As co-authors of the GA motion re: discriminatory groups, we feel obliged to respond to resistance to our motion, which has crept up through The Daily and in heated conversations across McGill. The argument with which we are often first confronted, articulated most recently by Braden Goyette in her article “Stay classy, pro-choice crowd” (Commentary, February 4), waves a disapproving finger and accuses us of “encouraging” Choose Life. If only we had let this club run its pro-life course, they would have recognized the apathy as a sign of the futility of their position.
The problem with this logic is that it requires that we, in addition to ignoring Choose Life, turn a blind eye to the harms that Choose Life’s existence perpetrates, and disregard the precarious position in which access to abortion is currently situated. By not confronting those who seek to restrict access to abortion services, we would be further legitimizing the abysmal accessibility of abortion services in northern and rural communities. To expand on the idea that the very existence of Choose Life or any other pro-life’s group existence harms women, we thought a few definitions might be helpful.
We define pro-life groups by their opposition to the accessibility of abortion services. We respect individual choice regarding abortion. We do not respect any organization, movement, or individual who tries to impose their decision regarding abortion on other people. We are not against people who believe abortion is the wrong choice for themselves; we are against people who believe abortion is the wrong choice for everybody. Abortion is an individual decision.
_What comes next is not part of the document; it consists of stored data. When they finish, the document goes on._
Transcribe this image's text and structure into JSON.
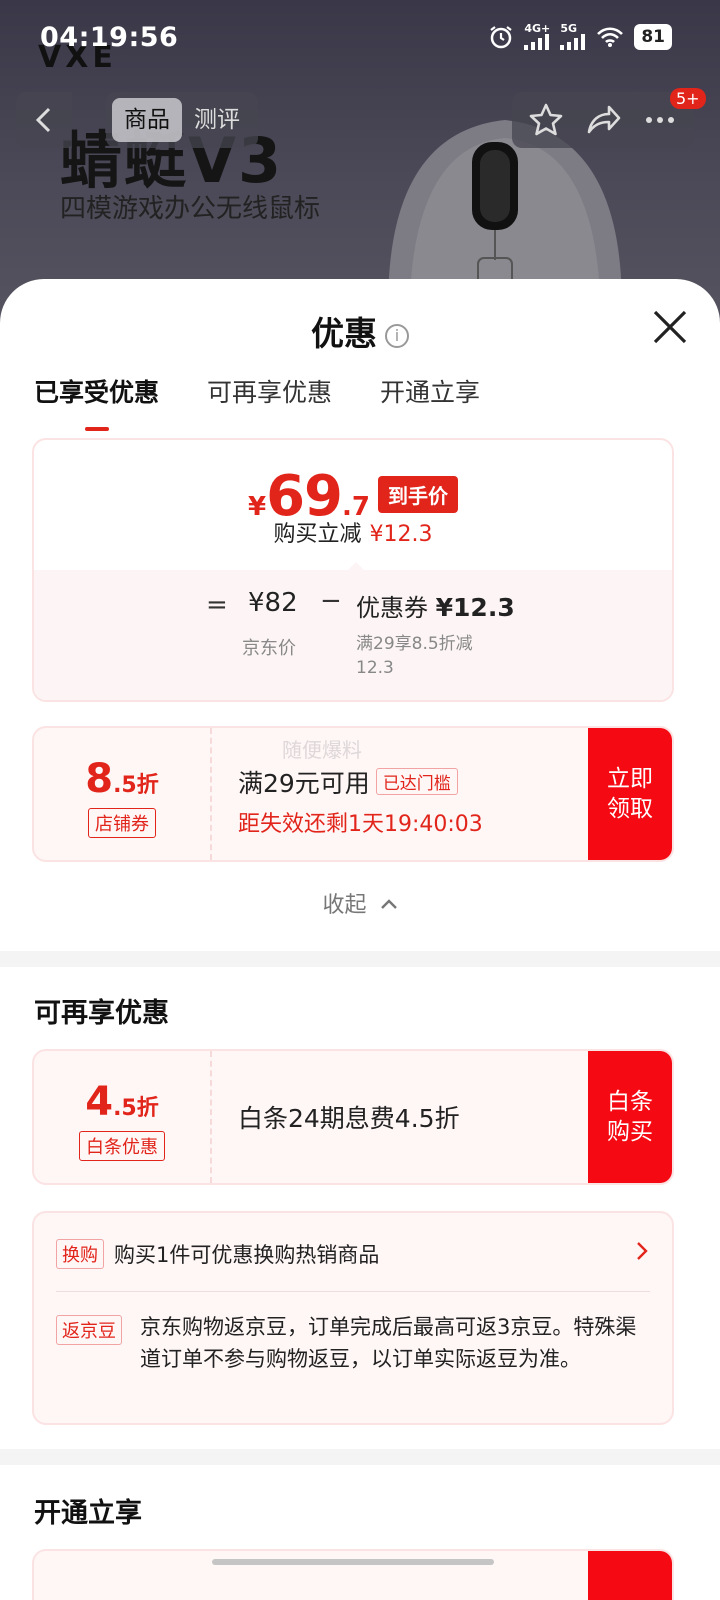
{
  "status_bar": {
    "time": "04:19:56",
    "network_1": "4G+",
    "network_2": "5G",
    "battery": "81"
  },
  "hero": {
    "brand": "VXE",
    "product_title": "蜻蜓V3",
    "product_subtitle": "四模游戏办公无线鼠标"
  },
  "top_nav": {
    "tabs": [
      {
        "label": "商品",
        "active": true
      },
      {
        "label": "测评",
        "active": false
      }
    ],
    "badge": "5+"
  },
  "sheet": {
    "title": "优惠",
    "info_icon": "i",
    "tabs": [
      {
        "label": "已享受优惠",
        "active": true
      },
      {
        "label": "可再享优惠",
        "active": false
      },
      {
        "label": "开通立享",
        "active": false
      }
    ]
  },
  "price_card": {
    "currency": "¥",
    "price_int": "69",
    "price_dec": ".7",
    "price_tag": "到手价",
    "instant_label": "购买立减",
    "instant_amount": "¥12.3",
    "equals": "=",
    "jd_price": "¥82",
    "jd_price_label": "京东价",
    "minus": "−",
    "coupon_label": "优惠券",
    "coupon_amount": "¥12.3",
    "coupon_desc": "满29享8.5折减12.3"
  },
  "coupon_shop": {
    "discount_num": "8",
    "discount_suffix": ".5折",
    "kind": "店铺券",
    "condition": "满29元可用",
    "status_tag": "已达门槛",
    "countdown": "距失效还剩1天19:40:03",
    "button": "立即领取",
    "watermark": "随便爆料"
  },
  "collapse_label": "收起",
  "section_more": {
    "title": "可再享优惠",
    "baitiao": {
      "discount_num": "4",
      "discount_suffix": ".5折",
      "kind": "白条优惠",
      "desc": "白条24期息费4.5折",
      "button": "白条购买"
    },
    "exchange_tag": "换购",
    "exchange_text": "购买1件可优惠换购热销商品",
    "jingdou_tag": "返京豆",
    "jingdou_text": "京东购物返京豆，订单完成后最高可返3京豆。特殊渠道订单不参与购物返豆，以订单实际返豆为准。"
  },
  "section_open": {
    "title": "开通立享"
  },
  "colors": {
    "brand_red": "#e1251b",
    "button_red": "#f50a14",
    "card_bg": "#fff6f6"
  }
}
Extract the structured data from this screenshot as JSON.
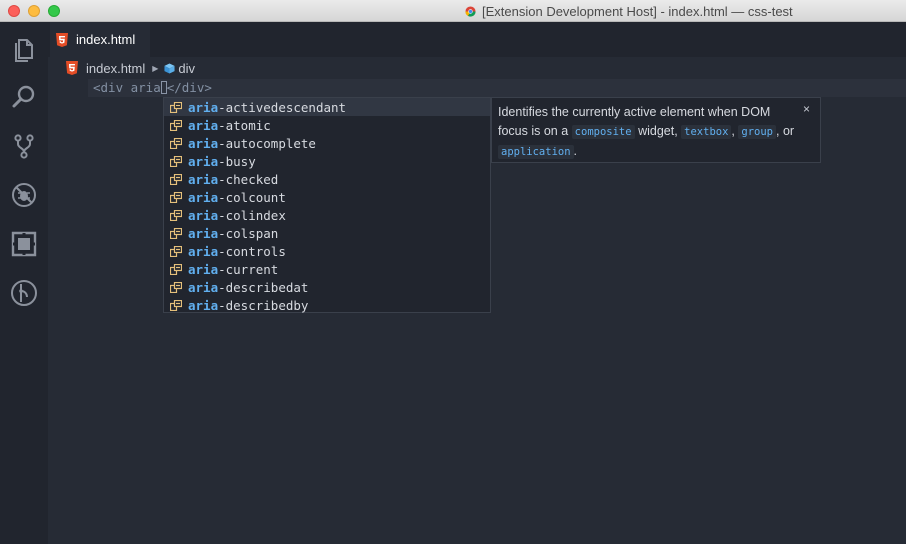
{
  "window": {
    "title": "[Extension Development Host] - index.html — css-test"
  },
  "activity_bar": {
    "items": [
      {
        "icon": "explorer-icon"
      },
      {
        "icon": "search-icon"
      },
      {
        "icon": "source-control-icon"
      },
      {
        "icon": "debug-icon"
      },
      {
        "icon": "extensions-icon"
      },
      {
        "icon": "git-lens-icon"
      }
    ]
  },
  "tabs": [
    {
      "label": "index.html",
      "icon": "html5-icon",
      "active": true
    }
  ],
  "breadcrumb": {
    "file": "index.html",
    "element": "div"
  },
  "editor": {
    "line_open": "<div aria",
    "line_close": "</div>"
  },
  "suggestions": {
    "match_prefix": "aria",
    "items": [
      {
        "suffix": "-activedescendant",
        "selected": true
      },
      {
        "suffix": "-atomic"
      },
      {
        "suffix": "-autocomplete"
      },
      {
        "suffix": "-busy"
      },
      {
        "suffix": "-checked"
      },
      {
        "suffix": "-colcount"
      },
      {
        "suffix": "-colindex"
      },
      {
        "suffix": "-colspan"
      },
      {
        "suffix": "-controls"
      },
      {
        "suffix": "-current"
      },
      {
        "suffix": "-describedat"
      },
      {
        "suffix": "-describedby"
      }
    ]
  },
  "details": {
    "text_1": "Identifies the currently active element when DOM focus is on a",
    "code_1": "composite",
    "text_2": "widget,",
    "code_2": "textbox",
    "text_3": ",",
    "code_3": "group",
    "text_4": ", or",
    "code_4": "application",
    "text_5": ".",
    "close": "×"
  },
  "colors": {
    "editor_bg": "#262b35",
    "sidebar_bg": "#21252e",
    "accent_blue": "#61afef",
    "html_orange": "#e44d26",
    "property_icon": "#e5c07b"
  }
}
By advocating against pro-life ideology, we are protecting each individual’s right to do what they will with their body and their right to feel supported and not judged by whatever decision they make in the end.
We understand the following to be tactics used by those opposed to abortions: the criminalization of abortion; disseminating false health information; shaming women who enter abortion clinics; exploiting post-abortive women and simplifying their experiences as a way to manipulate women dealing with unwanted pregnancies; publicly casting abortion as immoral. By making public statements or mounting public displays decrying the immorality of abortion, women are presented with a moral judgment that tries to coerce them out of having an abortion regardless of personal circumstances. Personal circumstances are the only grounds for deciding what to do with an unexpected pregnancy.
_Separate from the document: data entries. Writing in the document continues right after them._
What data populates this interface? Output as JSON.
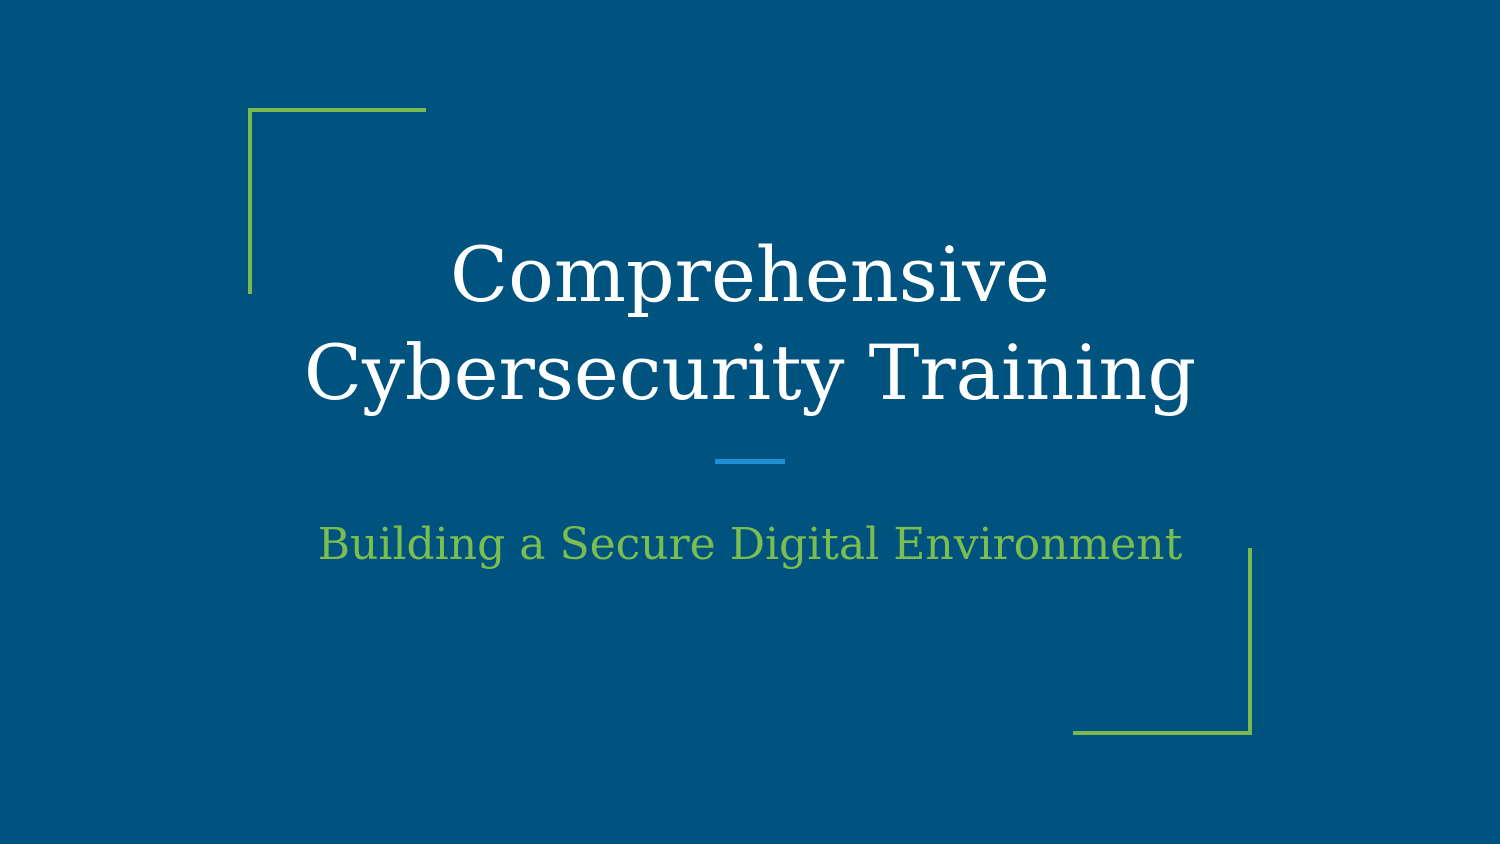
{
  "slide": {
    "title_line_1": "Comprehensive",
    "title_line_2": "Cybersecurity Training",
    "subtitle": "Building a Secure Digital Environment"
  },
  "colors": {
    "background": "#00527f",
    "accent_green": "#79b94f",
    "accent_blue": "#1e8fd6",
    "title_text": "#ffffff"
  }
}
Our logic: Pro-life groups are necessarily opposed to abortion. Opposition to abortion necessarily consists of restricting women’s access to abortion services. By restricting access to abortion services, a woman’s right to decide what is best for her own body is compromised. This compromise affects more than morality: it affects a person’s health and life.
We believe that any ban on abortion targets women who do not participate in their properly gendered positions as mothers. Throughout much anti-abortion dialogue, women who seek abortions are presented as uninformed or immoral figures who are going against their natural roles as women, as mothers-to-be, to give birth and reproduce “life.” This poses serious limits to a woman’s understanding of her own sexuality and her ability to have sex outside of heteronormative, monogamous, and economically stable relationships.
Pro-life groups aim not to help women make a choice, but to promote and ultimately establish conditions wherein women are not free to have sex on their own terms, to retain sexual control over their bodies. This motion seeks a stance where women’s health is not brought under public scrutiny: protecting, not forfeiting dignity.